Abstract

This article analyses B. R. Ambedkar’s works written between 1941 and 1948, and it discerns a central set of concerns and arguments in this otherwise diverse corpus. It argues that since universal franchise as a political principle is uncontroversial, Ambedkar’s primary concern is geared towards the danger of democratic majoritarianism in a society riven by historically, legally and ideologically determined forms of inequality and their logic—a danger that can only be addressed at the dual levels of institutional design and ideological critique. Reading together Pakistan or the Partition of India and What Congress and Gandhi have done to the Untouchables, the initial sections argue that Ambedkar was critical of Congress and Muslim league politics because he saw in them both, albeit in distinct ways, the affirmation of religious identity as central to the formulation of political identity.
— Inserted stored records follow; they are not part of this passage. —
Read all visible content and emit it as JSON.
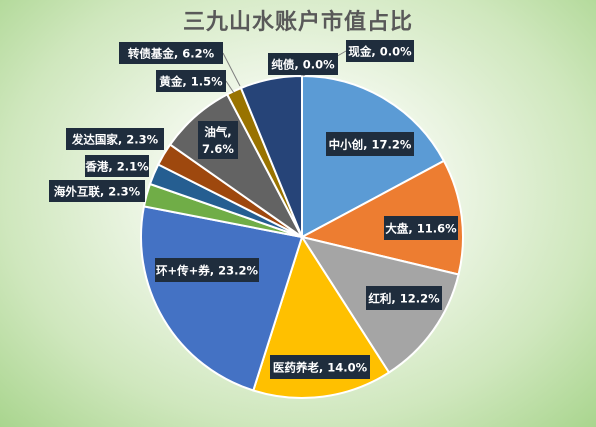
{
  "chart_data": {
    "type": "pie",
    "title": "三九山水账户市值占比",
    "slices": [
      {
        "name": "中小创",
        "value": 17.2,
        "pct": "17.2%",
        "color": "#5b9bd5"
      },
      {
        "name": "大盘",
        "value": 11.6,
        "pct": "11.6%",
        "color": "#ed7d31"
      },
      {
        "name": "红利",
        "value": 12.2,
        "pct": "12.2%",
        "color": "#a5a5a5"
      },
      {
        "name": "医药养老",
        "value": 14.0,
        "pct": "14.0%",
        "color": "#ffc000"
      },
      {
        "name": "环+传+券",
        "value": 23.2,
        "pct": "23.2%",
        "color": "#4472c4"
      },
      {
        "name": "海外互联",
        "value": 2.3,
        "pct": "2.3%",
        "color": "#70ad47"
      },
      {
        "name": "香港",
        "value": 2.1,
        "pct": "2.1%",
        "color": "#255e91"
      },
      {
        "name": "发达国家",
        "value": 2.3,
        "pct": "2.3%",
        "color": "#9e480e"
      },
      {
        "name": "油气",
        "value": 7.6,
        "pct": "7.6%",
        "color": "#636363"
      },
      {
        "name": "黄金",
        "value": 1.5,
        "pct": "1.5%",
        "color": "#997300"
      },
      {
        "name": "转债基金",
        "value": 6.2,
        "pct": "6.2%",
        "color": "#264478"
      },
      {
        "name": "纯债",
        "value": 0.0,
        "pct": "0.0%",
        "color": "#43682b"
      },
      {
        "name": "现金",
        "value": 0.0,
        "pct": "0.0%",
        "color": "#698ed0"
      }
    ]
  }
}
Such an orientation, in the actual mechanics of mass politics and constitutional negotiation, is therefore read as inevitably leading to conflicts including demands for Partition, but at the same time such politics avoided fundamental questions of internal critique and instituted forms of socialized inequality. It is in this context, and the imminence of Partition, that the article analyses Ambedkar’s argument for the need of both a specific institutional design (constitutional provisions) and an ideology critique (his historical research including Who were the Sudras and The Untouchables). The analysis of the demand for partition and the category of the minority can only be understood through Ambedkar’s acute historical and theoretical understanding of the nation and its history, as well as the normative demands required for institutional justice, as will be shown through a reading of this corpus.